OTTAWA – At times it was the Royal Canadian Mounted Police who came for them. Other times, it was a school van. However it happened, for generations, Indigenous families in Canada had no choice but to send their children to church-run residential schools established by the government to erode their culture and languages, and to assimilate them.
A national Truth and Reconciliation Commission declared in 2015 that the schools, which operated from 1883 to 1996, were a form of "cultural genocide."
But the profound damage inflicted by the schools did not stop there. The commission cataloged extensive physical, sexual and emotional abuse at the schools, which were often overcrowded, understaffed and underfunded. Disease, fire and malnourishment all brought death and suffering.
Now, the national shame of the schools is again dominating the conversation in Canada.
Since May, new technology has enabled the discovery of human remains, mostly of children, in many hundreds of unmarked graves on the grounds of three former schools in Canada — two in British Columbia and one in Saskatchewan.

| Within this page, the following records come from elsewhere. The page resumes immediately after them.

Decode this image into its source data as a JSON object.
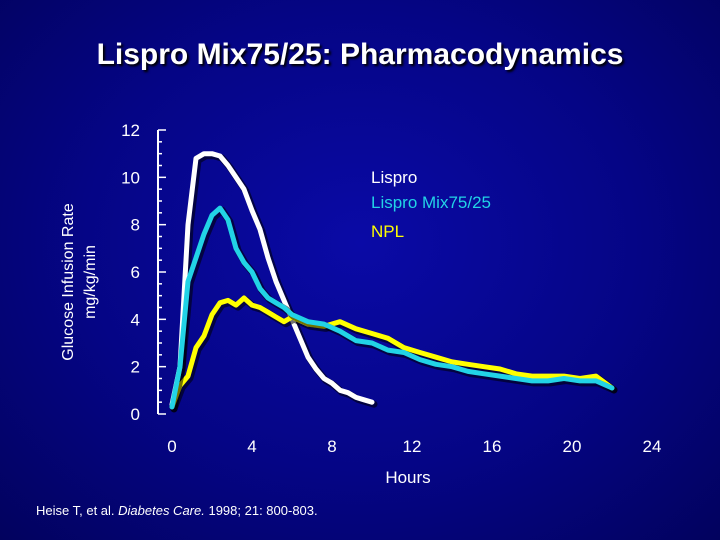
{
  "slide": {
    "title": "Lispro Mix75/25: Pharmacodynamics",
    "citation_prefix": "Heise T, et al. ",
    "citation_journal": "Diabetes Care.",
    "citation_suffix": " 1998; 21: 800-803.",
    "background_color": "#050585"
  },
  "chart_data": {
    "type": "line",
    "title": "",
    "xlabel": "Hours",
    "ylabel": "Glucose Infusion Rate",
    "ylabel_unit": "mg/kg/min",
    "xlim": [
      0,
      24
    ],
    "ylim": [
      0,
      12
    ],
    "x_ticks": [
      "0",
      "4",
      "8",
      "12",
      "16",
      "20",
      "24"
    ],
    "y_ticks": [
      "0",
      "2",
      "4",
      "6",
      "8",
      "10",
      "12"
    ],
    "grid": false,
    "legend_position": "top-right",
    "series": [
      {
        "name": "Lispro",
        "color": "#ffffff",
        "x": [
          0,
          0.4,
          0.8,
          1.2,
          1.6,
          2.0,
          2.4,
          2.8,
          3.2,
          3.6,
          4.0,
          4.4,
          4.8,
          5.2,
          5.6,
          6.0,
          6.4,
          6.8,
          7.2,
          7.6,
          8.0,
          8.4,
          8.8,
          9.2,
          9.6,
          10.0
        ],
        "y": [
          0.4,
          2.0,
          8.0,
          10.8,
          11.0,
          11.0,
          10.9,
          10.5,
          10.0,
          9.5,
          8.6,
          7.8,
          6.6,
          5.6,
          4.8,
          4.0,
          3.2,
          2.4,
          1.9,
          1.5,
          1.3,
          1.0,
          0.9,
          0.7,
          0.6,
          0.5
        ]
      },
      {
        "name": "Lispro Mix75/25",
        "color": "#22d3e6",
        "x": [
          0,
          0.4,
          0.8,
          1.2,
          1.6,
          2.0,
          2.4,
          2.8,
          3.2,
          3.6,
          4.0,
          4.4,
          4.8,
          5.2,
          5.6,
          6.0,
          6.8,
          7.6,
          8.4,
          9.2,
          10.0,
          10.8,
          11.6,
          12.4,
          13.2,
          14.0,
          14.8,
          15.6,
          16.4,
          17.2,
          18.0,
          18.8,
          19.6,
          20.4,
          21.2,
          22.0
        ],
        "y": [
          0.3,
          2.0,
          5.6,
          6.6,
          7.6,
          8.4,
          8.7,
          8.2,
          7.0,
          6.4,
          6.0,
          5.3,
          4.9,
          4.7,
          4.5,
          4.2,
          3.9,
          3.8,
          3.5,
          3.1,
          3.0,
          2.7,
          2.6,
          2.3,
          2.1,
          2.0,
          1.8,
          1.7,
          1.6,
          1.5,
          1.4,
          1.4,
          1.5,
          1.4,
          1.4,
          1.1
        ]
      },
      {
        "name": "NPL",
        "color": "#ffff00",
        "x": [
          0,
          0.4,
          0.8,
          1.2,
          1.6,
          2.0,
          2.4,
          2.8,
          3.2,
          3.6,
          4.0,
          4.4,
          4.8,
          5.2,
          5.6,
          6.0,
          6.8,
          7.6,
          8.4,
          9.2,
          10.0,
          10.8,
          11.6,
          12.4,
          13.2,
          14.0,
          14.8,
          15.6,
          16.4,
          17.2,
          18.0,
          18.8,
          19.6,
          20.4,
          21.2,
          22.0
        ],
        "y": [
          0.3,
          1.2,
          1.6,
          2.8,
          3.3,
          4.2,
          4.7,
          4.8,
          4.6,
          4.9,
          4.6,
          4.5,
          4.3,
          4.1,
          3.9,
          4.1,
          3.8,
          3.7,
          3.9,
          3.6,
          3.4,
          3.2,
          2.8,
          2.6,
          2.4,
          2.2,
          2.1,
          2.0,
          1.9,
          1.7,
          1.6,
          1.6,
          1.6,
          1.5,
          1.6,
          1.1
        ]
      }
    ]
  }
}
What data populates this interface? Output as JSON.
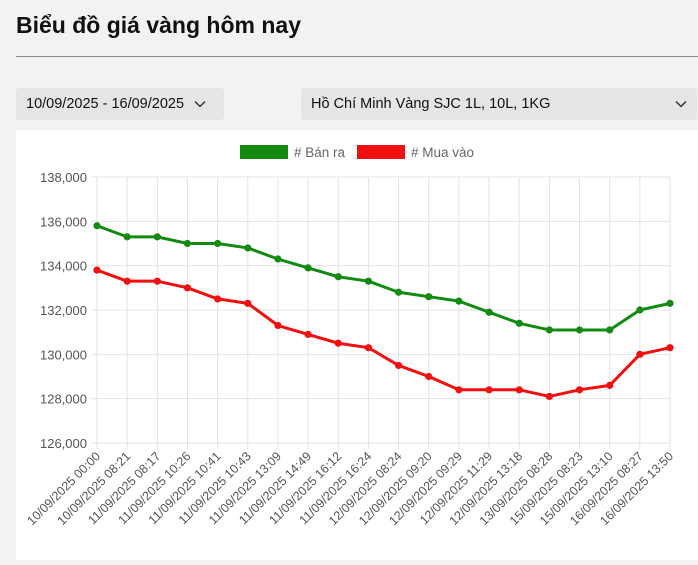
{
  "page_title": "Biểu đồ giá vàng hôm nay",
  "filters": {
    "date_range": "10/09/2025 - 16/09/2025",
    "location_product": "Hồ Chí Minh Vàng SJC 1L, 10L, 1KG"
  },
  "icons": {
    "dropdown": "chevron-down-icon"
  },
  "colors": {
    "sell": "#138a12",
    "buy": "#f20f0f",
    "grid": "#e3e3e3"
  },
  "chart_data": {
    "type": "line",
    "title": "",
    "xlabel": "",
    "ylabel": "",
    "ylim": [
      126000,
      138000
    ],
    "yticks": [
      126000,
      128000,
      130000,
      132000,
      134000,
      136000,
      138000
    ],
    "ytick_labels": [
      "126,000",
      "128,000",
      "130,000",
      "132,000",
      "134,000",
      "136,000",
      "138,000"
    ],
    "grid": true,
    "legend_position": "top-center",
    "categories": [
      "10/09/2025 00:00",
      "10/09/2025 08:21",
      "11/09/2025 08:17",
      "11/09/2025 10:26",
      "11/09/2025 10:41",
      "11/09/2025 10:43",
      "11/09/2025 13:09",
      "11/09/2025 14:49",
      "11/09/2025 16:12",
      "11/09/2025 16:24",
      "12/09/2025 08:24",
      "12/09/2025 09:20",
      "12/09/2025 09:29",
      "12/09/2025 11:29",
      "12/09/2025 13:18",
      "13/09/2025 08:28",
      "15/09/2025 08:23",
      "15/09/2025 13:10",
      "16/09/2025 08:27",
      "16/09/2025 13:50"
    ],
    "series": [
      {
        "name": "# Bán ra",
        "color": "#138a12",
        "values": [
          135800,
          135300,
          135300,
          135000,
          135000,
          134800,
          134300,
          133900,
          133500,
          133300,
          132800,
          132600,
          132400,
          131900,
          131400,
          131100,
          131100,
          131100,
          132000,
          132300
        ]
      },
      {
        "name": "# Mua vào",
        "color": "#f20f0f",
        "values": [
          133800,
          133300,
          133300,
          133000,
          132500,
          132300,
          131300,
          130900,
          130500,
          130300,
          129500,
          129000,
          128400,
          128400,
          128400,
          128100,
          128400,
          128600,
          130000,
          130300
        ]
      }
    ]
  }
}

Who they were, how they died or even when they died may never be fully known.
But Indigenous communities believe these remains are some of the thousands of youths — current estimates range from 10,000 to 50,000 — who went to the schools and never returned home, known as the "missing children." For their families, the discoveries serve as confirmation of survivors' stories, and as a new source of trauma.

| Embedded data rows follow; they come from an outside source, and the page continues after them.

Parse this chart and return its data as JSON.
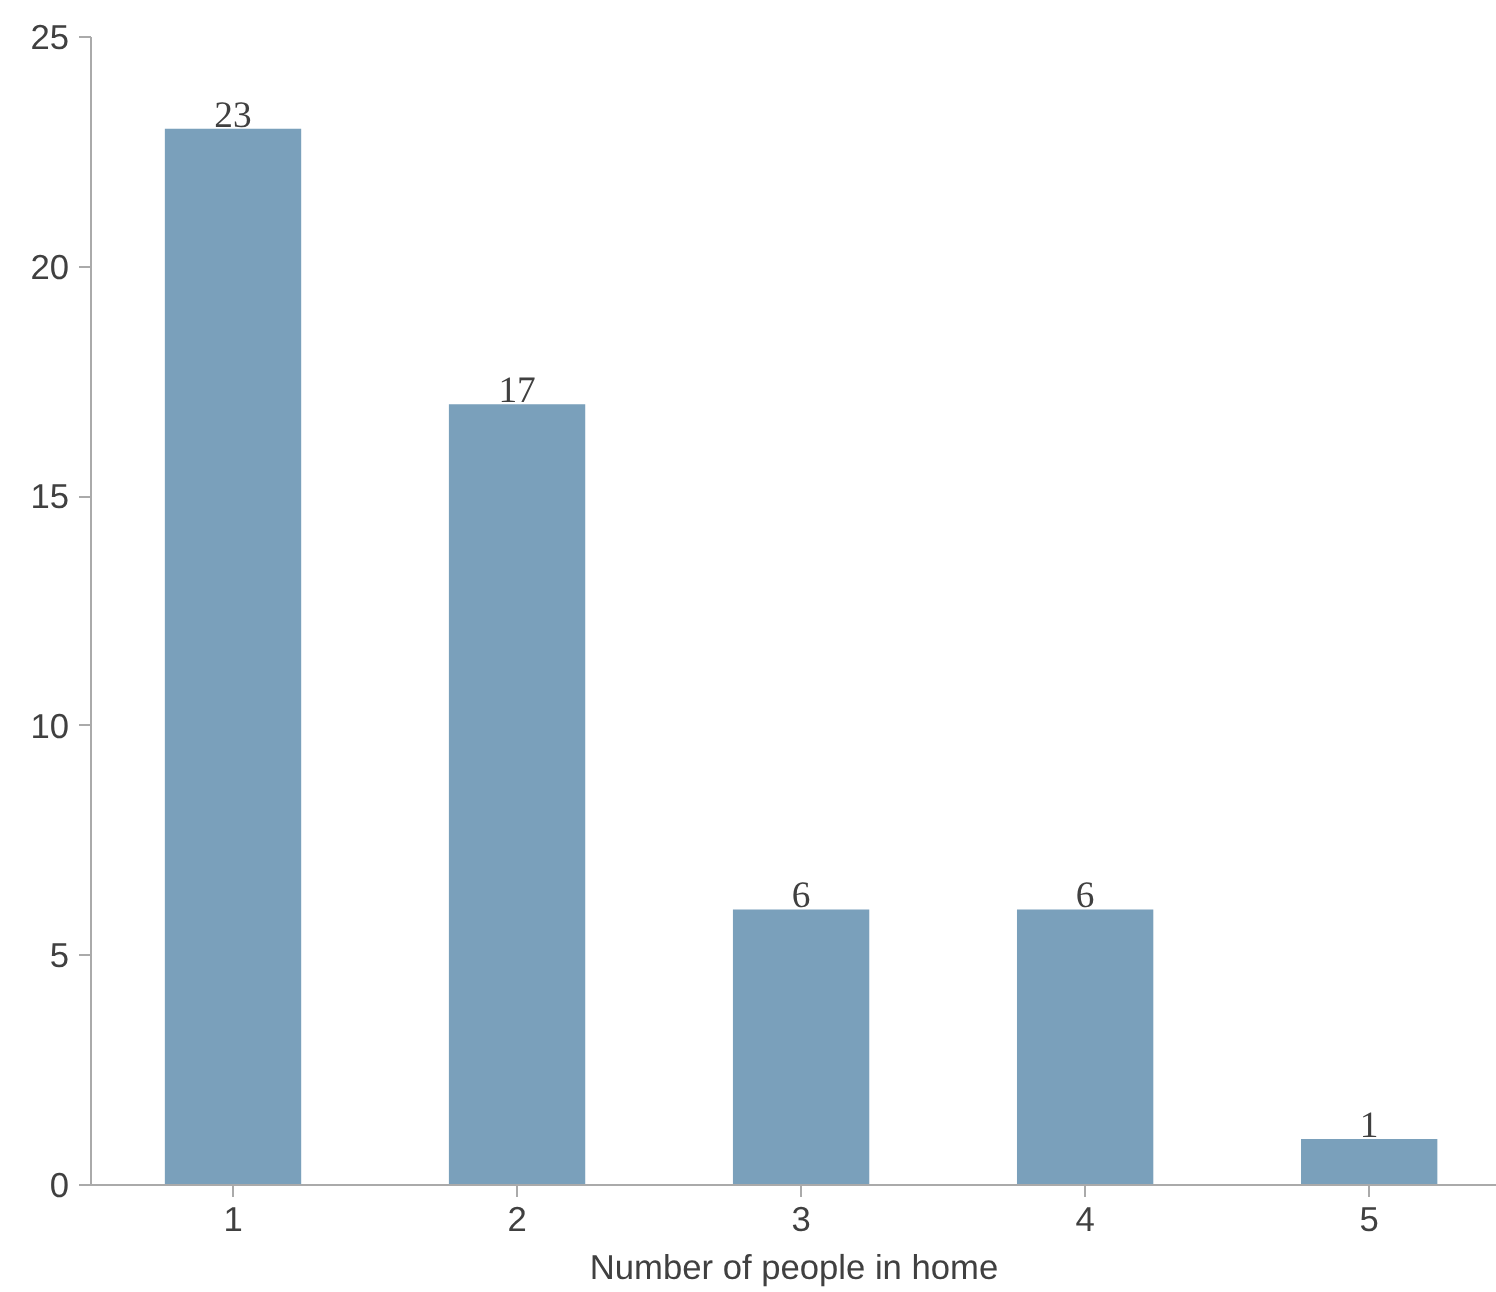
{
  "chart_data": {
    "type": "bar",
    "xlabel": "Number of people in home",
    "categories": [
      "1",
      "2",
      "3",
      "4",
      "5"
    ],
    "values": [
      23,
      17,
      6,
      6,
      1
    ],
    "color": "#7aa0bb",
    "ylim": [
      0,
      25
    ],
    "yticks": [
      0,
      5,
      10,
      15,
      20,
      25
    ],
    "grid": false,
    "data_labels": true
  }
}
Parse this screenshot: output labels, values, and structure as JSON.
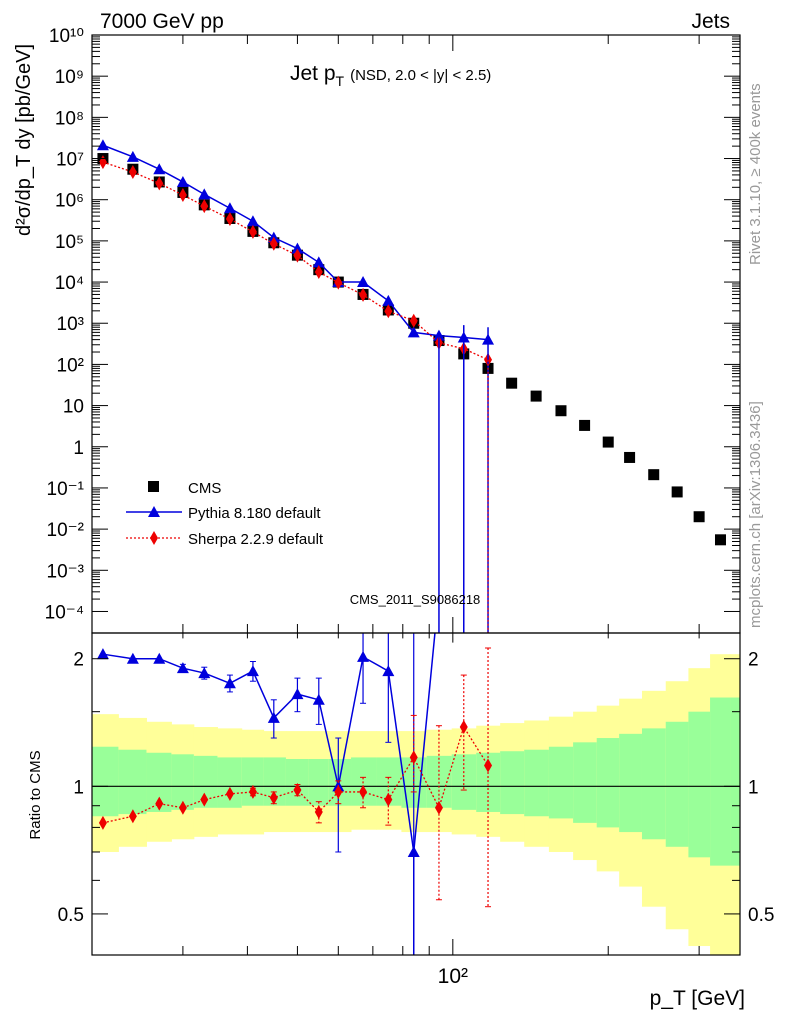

When students died at the schools, their bodies were rarely returned and parents were often given little or no explanation of their children's fate. Disease, particularly tuberculous and the Spanish flu epidemic that followed World War I, swept through the overcrowded dorms.
Fatal fires and accidents were frequent, and an unknown number of children escaped only to die from exposure or misadventure as they tried to make their return to distant homes. Sexual and physical violence were widespread and likely a cause of deaths, whether directly or by suicide.